Soweit der Kläger rügt, der Beklagte habe erst in der mündlichen Verhandlung vor der Berufungskammer – und damit verspätet – ausreichend substantiiert dargelegt, dass der Anhörungsbogen dem Betriebsrat am 05.07.2017 zugegangen ist, insbesondere dass der Stellvertreter wegen Verhinderung der Betriebsratsvorsitzenden nach § 26 Abs. 2 Satz 2 BetrVG zur Entgegennahme berechtigt war, überspannt er die Anforderungen an die Darlegungslast des Arbeitgebers. Der Zweck der Anhörungspflicht liegt nicht in der Schaffung von Verfahrenskomplikationen, sondern darin, eine gleichberechtigte, vertrauensvolle Erörterung der Kündigungsabsicht zu gewährleisten. Der Arbeitgeber muss dementsprechend auch im Prozess nicht von sich aus – gleichsam vorauseilend – sämtliche Schritte des von ihm befolgten Verfahrens im Einzelnen darlegen und möglichen Einwänden mit ausführlichen Gegeneinwänden und entsprechenden Beweisantritten zuvorkommen (vgl. BAG 06.10.2005 – 2 AZR 316/04 – Rn. 26 mwN). Erstmals in der mündlichen Verhandlung vor der Berufungskammer hat der Kläger bezweifelt, dass der stellvertretende Betriebsratsvorsitzende bei Übergabe des Anhörungsbogens wegen Verhinderung der Vorsitzenden zur Entgegennahme berechtigt gewesen sei. Wenn der Beklagte im Anschluss vorgetragen hat, die Betriebsratsvorsitzende sei wegen Erkrankung verhindert gewesen, war dies ausreichend – und nicht verspätet. Da der Kläger sowohl die Verhinderung der Vorsitzenden als auch die Entgegennahme des Anhörungsbogens mit Nichtwissen bestreiten durfte (§ 138 Abs. 4 ZPO), war die Beweisaufnahme durchzuführen. Der Zeuge F. war vorsorglich geladen worden, die Zeugin H.-Ö. war erreichbar und konnte aufgrund der kurzen Entfernung zwischen ihrem Arbeitsplatz zum Gerichtsgebäude (fünf Minuten Fußweg) zum Termin gestellt werden. Die Durchführung der Beweisaufnahme im bereits anberaumten Termin war – entgegen seiner Ansicht – nicht vom Einverständnis des Klägers abhängig. Der Vortrag des Beklagten zur krankheitsbedingten Verhinderung der Betriebsratsvorsitzenden am 05.07.2017 war, entgegen der Ansicht des Klägers, nicht verspätet. Anders als der Kläger meint, hätte der Vortrag des Beklagten nicht zurückgewiesen werden dürfen, selbst wenn er einen neuen Termin erforderlich gemacht hätte. Ob ein schuldhaft verspätetes Bestreiten des Klägers vorgelegen hat, kann dahinstehen, weil kein Fortsetzungstermin zur Vernehmung der Betriebsratsvorsitzenden erforderlich geworden ist.

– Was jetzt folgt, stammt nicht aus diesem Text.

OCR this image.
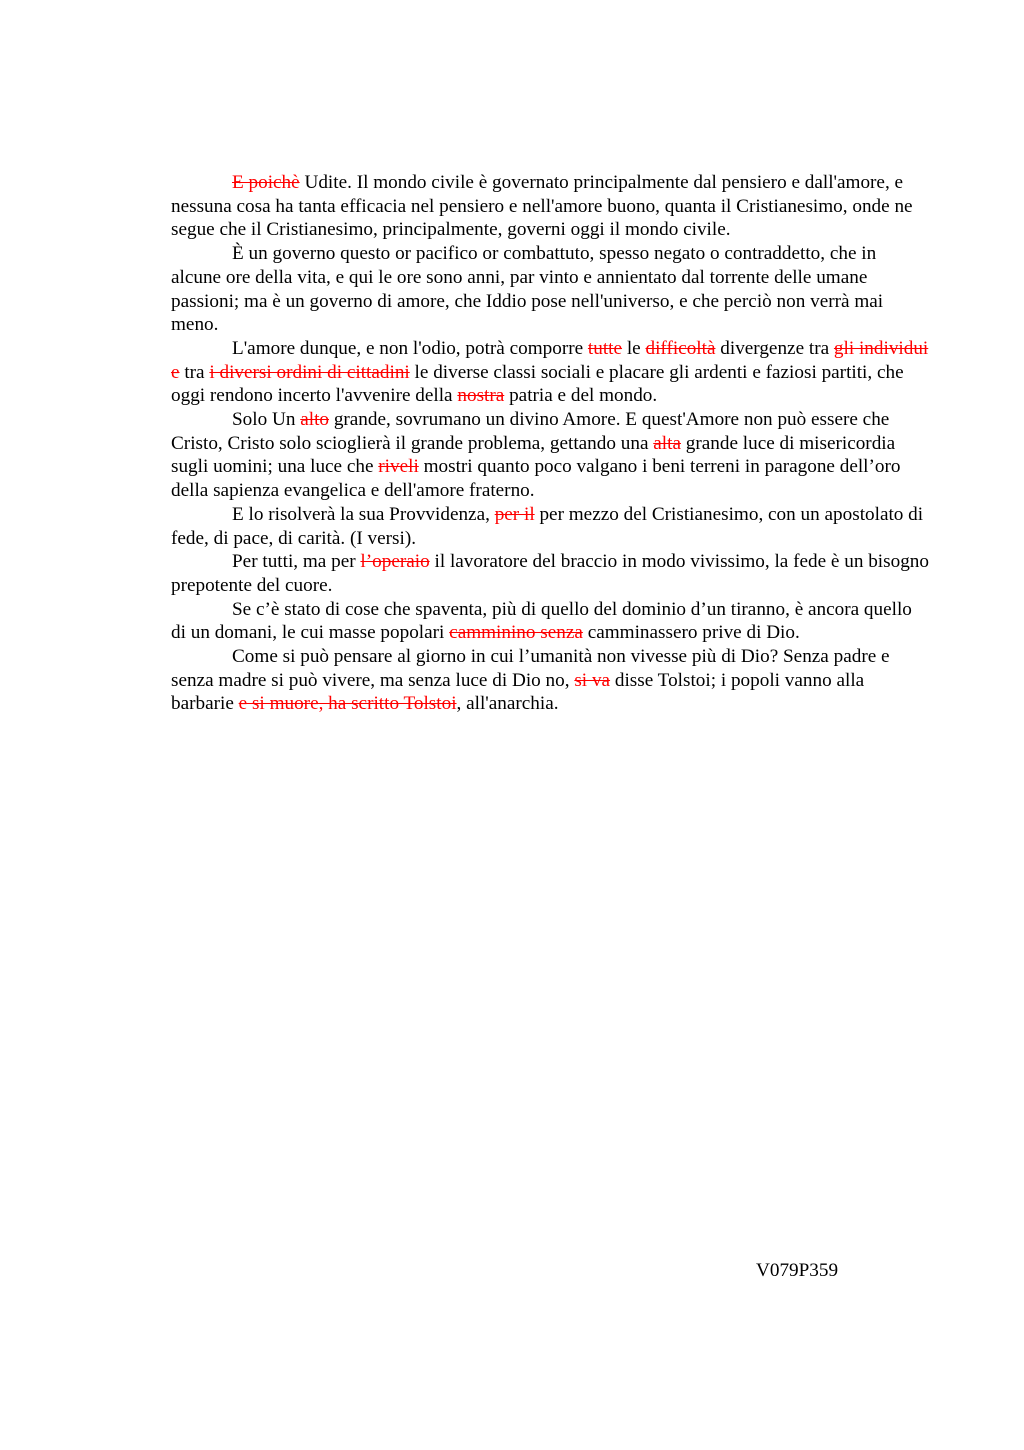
E poichè Udite. Il mondo civile è governato principalmente dal pensiero e dall'amore, e nessuna cosa ha tanta efficacia nel pensiero e nell'amore buono, quanta il Cristianesimo, onde ne segue che il Cristianesimo, principalmente, governi oggi il mondo civile.

È un governo questo or pacifico or combattuto, spesso negato o contraddetto, che in alcune ore della vita, e qui le ore sono anni, par vinto e annientato dal torrente delle umane passioni; ma è un governo di amore, che Iddio pose nell'universo, e che perciò non verrà mai meno.

L'amore dunque, e non l'odio, potrà comporre tutte le difficoltà divergenze tra gli individui e tra i diversi ordini di cittadini le diverse classi sociali e placare gli ardenti e faziosi partiti, che oggi rendono incerto l'avvenire della nostra patria e del mondo.

Solo Un alto grande, sovrumano un divino Amore. E quest'Amore non può essere che Cristo, Cristo solo scioglierà il grande problema, gettando una alta grande luce di misericordia sugli uomini; una luce che riveli mostri quanto poco valgano i beni terreni in paragone dell’oro della sapienza evangelica e dell'amore fraterno.

E lo risolverà la sua Provvidenza, per il per mezzo del Cristianesimo, con un apostolato di fede, di pace, di carità. (I versi).

Per tutti, ma per l’operaio il lavoratore del braccio in modo vivissimo, la fede è un bisogno prepotente del cuore.

Se c’è stato di cose che spaventa, più di quello del dominio d’un tiranno, è ancora quello di un domani, le cui masse popolari camminino senza camminassero prive di Dio.

Come si può pensare al giorno in cui l’umanità non vivesse più di Dio? Senza padre e senza madre si può vivere, ma senza luce di Dio no, si va disse Tolstoi; i popoli vanno alla barbarie e si muore, ha scritto Tolstoi, all'anarchia.

V079P359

2. Der Feststellungsantrag (Ziffer 2) war abzuweisen, weil der Kläger auch in der mündlichen Verhandlung vor der Berufungskammer außer der Kündigung vom 14.07. zum 31.07.2017 keine weiteren Beendigungsgründe für das Arbeitsverhältnis benennen konnte.

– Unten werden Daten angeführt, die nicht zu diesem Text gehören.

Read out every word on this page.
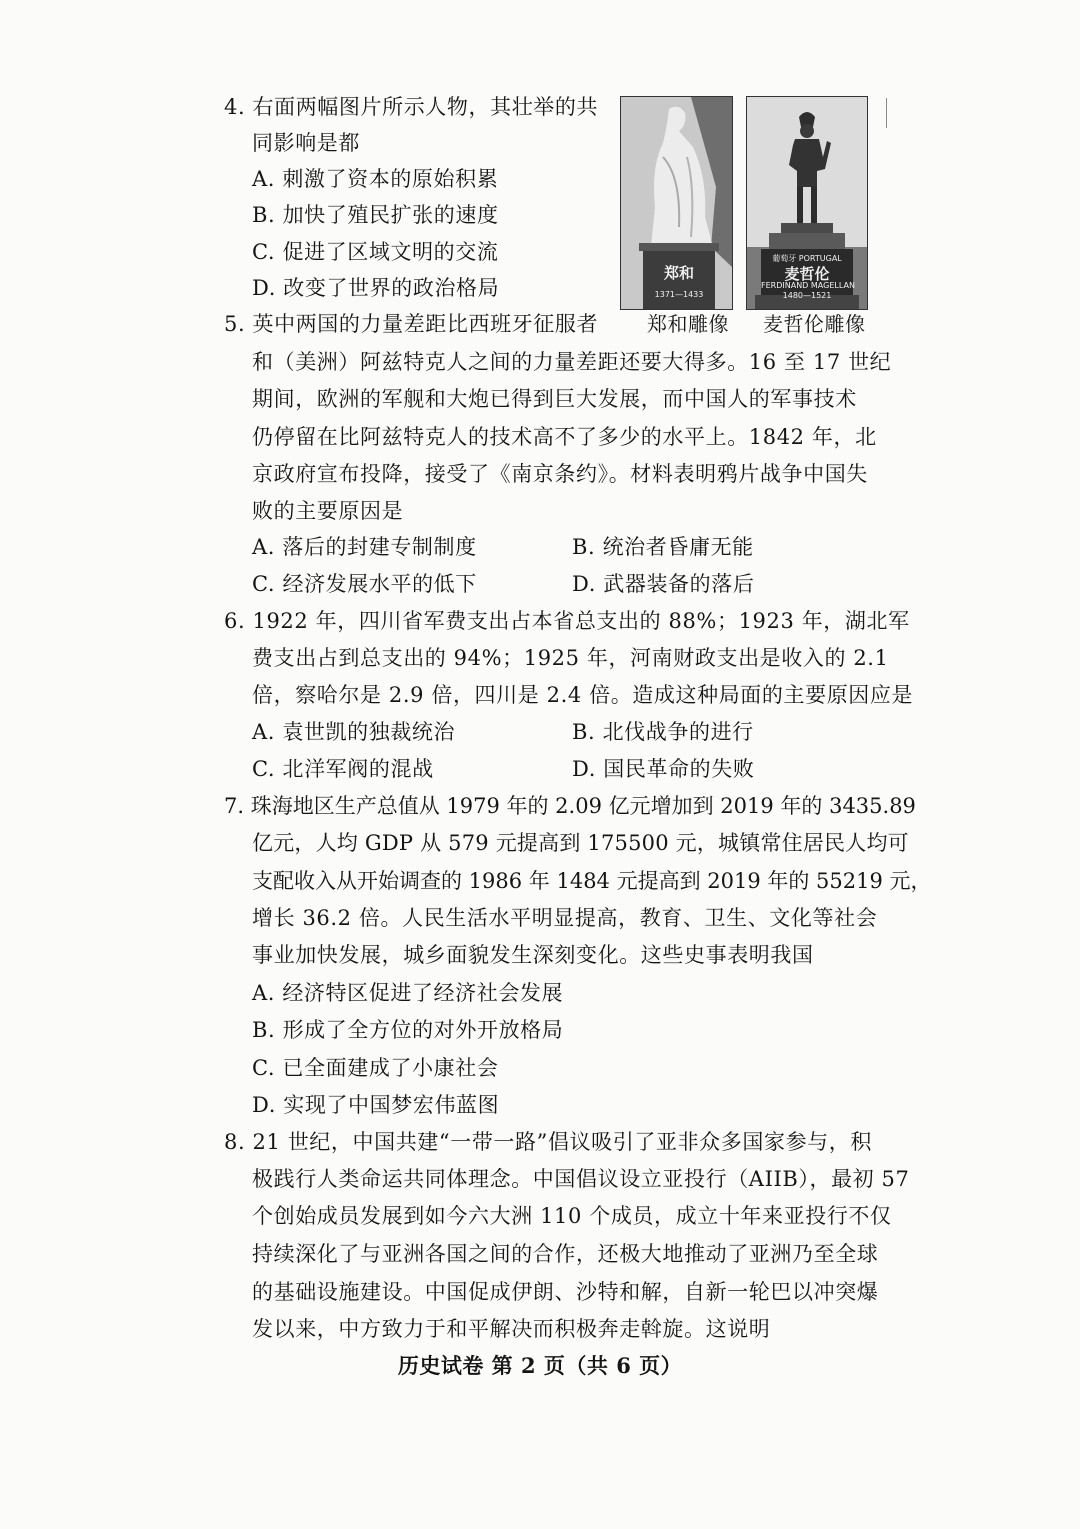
4. 右面两幅图片所示人物，其壮举的共
同影响是都
A. 刺激了资本的原始积累
B. 加快了殖民扩张的速度
C. 促进了区域文明的交流
D. 改变了世界的政治格局
郑和
1371—1433
葡萄牙 PORTUGAL
麦哲伦
FERDINAND MAGELLAN
1480—1521
郑和雕像 麦哲伦雕像
5. 英中两国的力量差距比西班牙征服者
和（美洲）阿兹特克人之间的力量差距还要大得多。16 至 17 世纪
期间，欧洲的军舰和大炮已得到巨大发展，而中国人的军事技术
仍停留在比阿兹特克人的技术高不了多少的水平上。1842 年，北
京政府宣布投降，接受了《南京条约》。材料表明鸦片战争中国失
败的主要原因是
A. 落后的封建专制制度	B. 统治者昏庸无能
C. 经济发展水平的低下	D. 武器装备的落后
6. 1922 年，四川省军费支出占本省总支出的 88%；1923 年，湖北军
费支出占到总支出的 94%；1925 年，河南财政支出是收入的 2.1
倍，察哈尔是 2.9 倍，四川是 2.4 倍。造成这种局面的主要原因应是
A. 袁世凯的独裁统治	B. 北伐战争的进行
C. 北洋军阀的混战	D. 国民革命的失败
7. 珠海地区生产总值从 1979 年的 2.09 亿元增加到 2019 年的 3435.89
亿元，人均 GDP 从 579 元提高到 175500 元，城镇常住居民人均可
支配收入从开始调查的 1986 年 1484 元提高到 2019 年的 55219 元，
增长 36.2 倍。人民生活水平明显提高，教育、卫生、文化等社会
事业加快发展，城乡面貌发生深刻变化。这些史事表明我国
A. 经济特区促进了经济社会发展
B. 形成了全方位的对外开放格局
C. 已全面建成了小康社会
D. 实现了中国梦宏伟蓝图
8. 21 世纪，中国共建“一带一路”倡议吸引了亚非众多国家参与，积
极践行人类命运共同体理念。中国倡议设立亚投行（AIIB），最初 57
个创始成员发展到如今六大洲 110 个成员，成立十年来亚投行不仅
持续深化了与亚洲各国之间的合作，还极大地推动了亚洲乃至全球
的基础设施建设。中国促成伊朗、沙特和解，自新一轮巴以冲突爆
发以来，中方致力于和平解决而积极奔走斡旋。这说明
历史试卷 第 2 页（共 6 页）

3. Der Klageantrag auf Weiterbeschäftigung (Ziffer 3) ist unbegründet. Da das Arbeitsverhältnis der Parteien – wie oben ausgeführt – durch die ordentliche Kündigung des Beklagten vom 14.07. mit Ablauf des 31.07.2017 in der Probezeit sein Ende gefunden hat, ist der Beklagte nicht zur Weiterbeschäftigung des Klägers verpflichtet.

III.

Der Kläger hat nach § 97 Abs. 1 ZPO die Kosten seiner erfolglosen Berufung zu tragen.

Die Zulassung der Revision war nicht veranlasst, weil hierfür die gesetzlichen Voraussetzungen (§ 72 Abs. 2 ArbGG) nicht vorliegen.